Kahraman re-entered politics and was elected as a Member of Parliament for İstanbul's first electoral district from the Justice and Development Party (AKP) in the November 2015 general election.[3] He was subsequently announced as the AKP's candidate for Speaker of the Grand National Assembly in the November 2015 Parliamentary Speaker election.[4] He was elected speaker in the third round, winning 316 votes and becoming the 27th Speaker of the Grand National Assembly.

Political views

On 13 February 2015, Kahraman attended a career's day at a girls' school in Rize. In his speech, he argued that students should avoid turning to fashion and instead be faithful and devout. He argued that students should follow the example of President Recep Tayyip Erdoğan's mother, Tenzile Erdoğan.[5]

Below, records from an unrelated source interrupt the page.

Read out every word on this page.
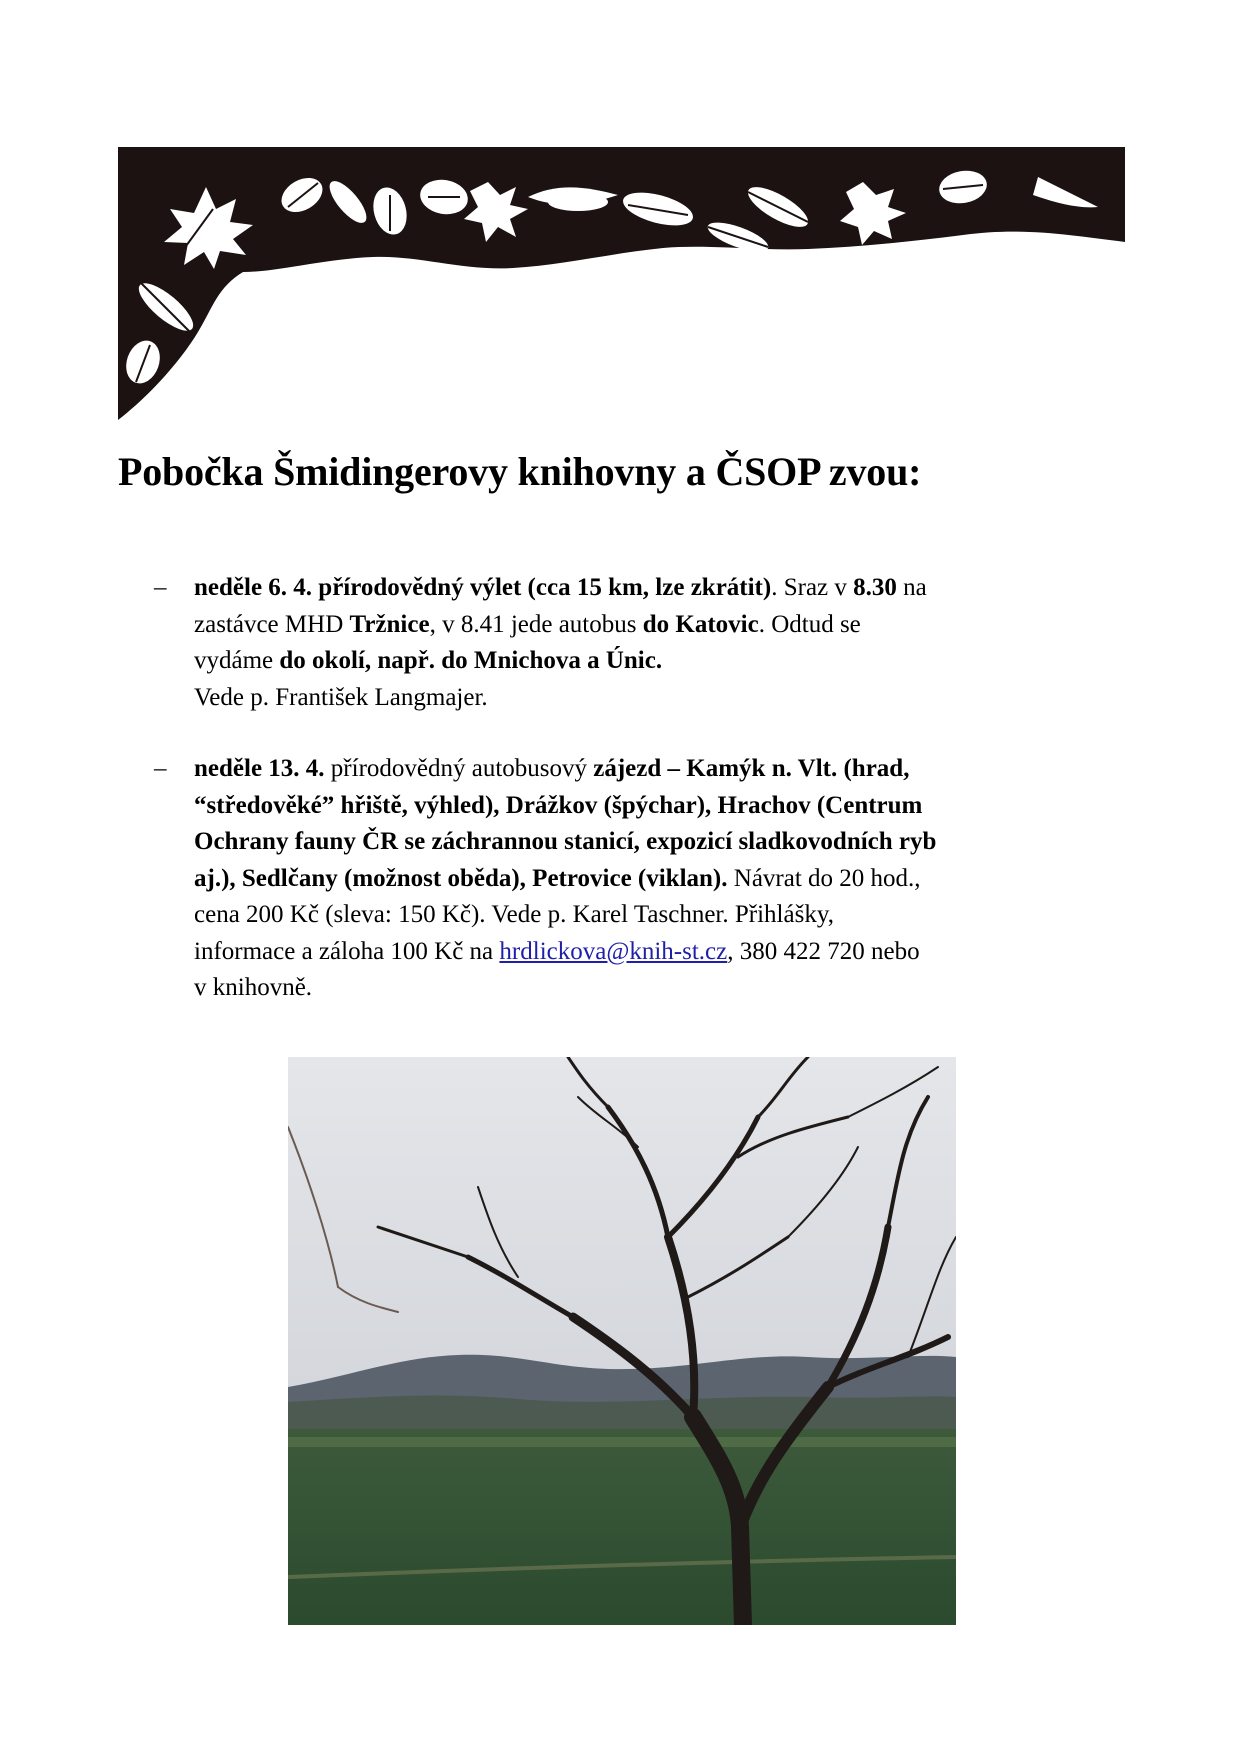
Pobočka Šmidingerovy knihovny a ČSOP zvou:
– neděle 6. 4. přírodovědný výlet (cca 15 km, lze zkrátit). Sraz v 8.30 na

zastávce MHD Tržnice, v 8.41 jede autobus do Katovic. Odtud se

vydáme do okolí, např. do Mnichova a Únic.

Vede p. František Langmajer.

– neděle 13. 4. přírodovědný autobusový zájezd – Kamýk n. Vlt. (hrad,

“středověké” hřiště, výhled), Drážkov (špýchar), Hrachov (Centrum

Ochrany fauny ČR se záchrannou stanicí, expozicí sladkovodních ryb

aj.), Sedlčany (možnost oběda), Petrovice (viklan). Návrat do 20 hod.,

cena 200 Kč (sleva: 150 Kč). Vede p. Karel Taschner. Přihlášky,

informace a záloha 100 Kč na hrdlickova@knih-st.cz, 380 422 720 nebo

v knihovně.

As Speaker of Parliament, one of Kahraman's duties is to pen the new draft constitution for Turkey, which since the founding of the republic after the collapse of Islamic Ottoman Empire has been based on the ideas of Mustafa Kemal Atatürk -- Turkish nationalism and Western-style secularism, or separation of the state and religion. On 25 April 2016, Kahraman told a conference of Islamic scholars and writers in Istanbul that "secularism would not have a place in a new constitution," as Turkey was “a Muslim country and so we should have a religious constitution”.[6] His call was met with "opposition condemnation and a brief street protest" dispersed with tear gas by riot police.[7] Kahraman later stated these were "personal views" and that the new constitution "should guarantee religious freedoms".[7]